Necesitaba un favor muy grande así que fui a la iglesia a pedirle ayuda a Dios. Pero también pensé que sería bueno pedirle a la virgen y a cada uno de sus santos. ¡Ah! Las ánimas benditas del purgatorio no podían faltar tampoco.
Aún así todo me resultaba poco, pequeño, insignificante por lo grande del favor que pedía. Me fui para la tienda más cercana y compré unas velas. Tenían que ser muchas pues el milagro no era de fácil adjudicación. Por aquello –pensaba yo- de que hay mucha gente pidiendo milagros y me suponía; que había turnos, filas para llegar a Dios y solicitar misericordia divina.

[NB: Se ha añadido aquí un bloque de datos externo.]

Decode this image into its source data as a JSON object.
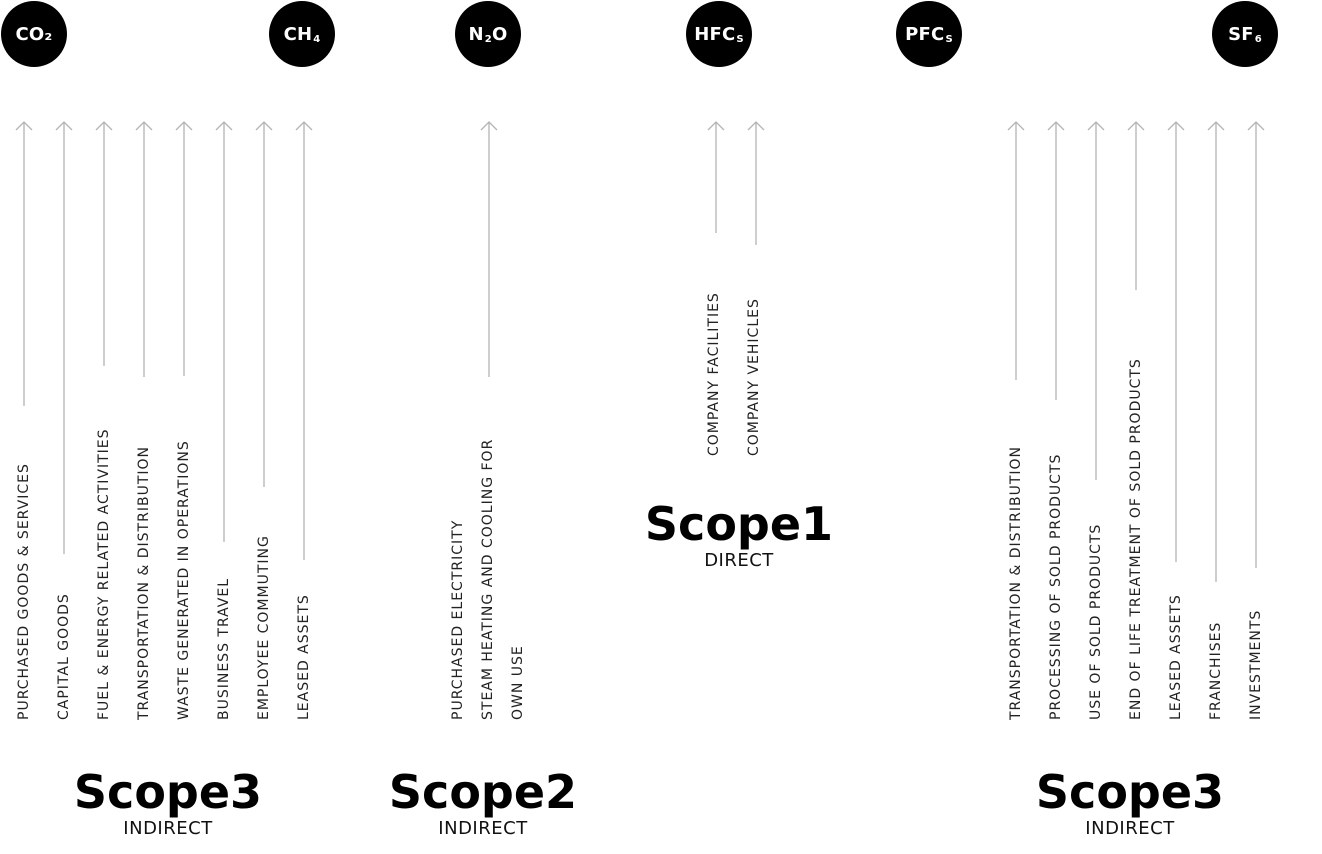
{
  "gases": [
    {
      "main": "CO₂",
      "sub": ""
    },
    {
      "main": "CH",
      "sub": "4"
    },
    {
      "main": "N",
      "sub": "2",
      "after": "O"
    },
    {
      "main": "HFC",
      "sub": "S"
    },
    {
      "main": "PFC",
      "sub": "S"
    },
    {
      "main": "SF",
      "sub": "6"
    }
  ],
  "scope3_upstream": {
    "title": "Scope3",
    "subtitle": "INDIRECT",
    "items": [
      "PURCHASED GOODS & SERVICES",
      "CAPITAL GOODS",
      "FUEL & ENERGY RELATED ACTIVITIES",
      "TRANSPORTATION & DISTRIBUTION",
      "WASTE GENERATED IN OPERATIONS",
      "BUSINESS TRAVEL",
      "EMPLOYEE COMMUTING",
      "LEASED ASSETS"
    ]
  },
  "scope2": {
    "title": "Scope2",
    "subtitle": "INDIRECT",
    "items": [
      "PURCHASED ELECTRICITY",
      "STEAM HEATING AND COOLING FOR",
      "OWN USE"
    ]
  },
  "scope1": {
    "title": "Scope1",
    "subtitle": "DIRECT",
    "items": [
      "COMPANY  FACILITIES",
      "COMPANY VEHICLES"
    ]
  },
  "scope3_downstream": {
    "title": "Scope3",
    "subtitle": "INDIRECT",
    "items": [
      "TRANSPORTATION & DISTRIBUTION",
      "PROCESSING OF SOLD PRODUCTS",
      "USE OF SOLD PRODUCTS",
      "END OF LIFE TREATMENT OF SOLD PRODUCTS",
      "LEASED ASSETS",
      "FRANCHISES",
      "INVESTMENTS"
    ]
  }
}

Bueno, compré las velas y encendí una grande blanca, tan blanca y pura como pensaba que debía tener mi alma para poder obtener el milagro pedido. La encendí y con fe infinita pedí de nuevo, le dije a Dios que entendía que era un ser sumamente ocupado, que ya le había enviado mensajes con todas sus santas huestes y que esperaba que ya estuviera convencido de que lo que le pedía era sumamente necesario para mi beneficio y mi salud mental.
Me siento enfrente de la vela encendida; como haciendo oración pero en realidad amo el fuego, me encanta verlo bailar y revolotear. Estoy tan absorta en él que no percibo que la parafina empieza a formar un pequeño surco, un riachuelo que se desliza por el piso y va prendiendo paulatinamente lo que va tocando, acariciando podría llamarlo mejor.
Cuando despierto de mi arrobamiento estoy bailando en medio del fuego, ni siquiera siento dolor pero me voy derritiendo y transformando en un pequeño carboncillo que será el encargado de demostrar que sí existí un día.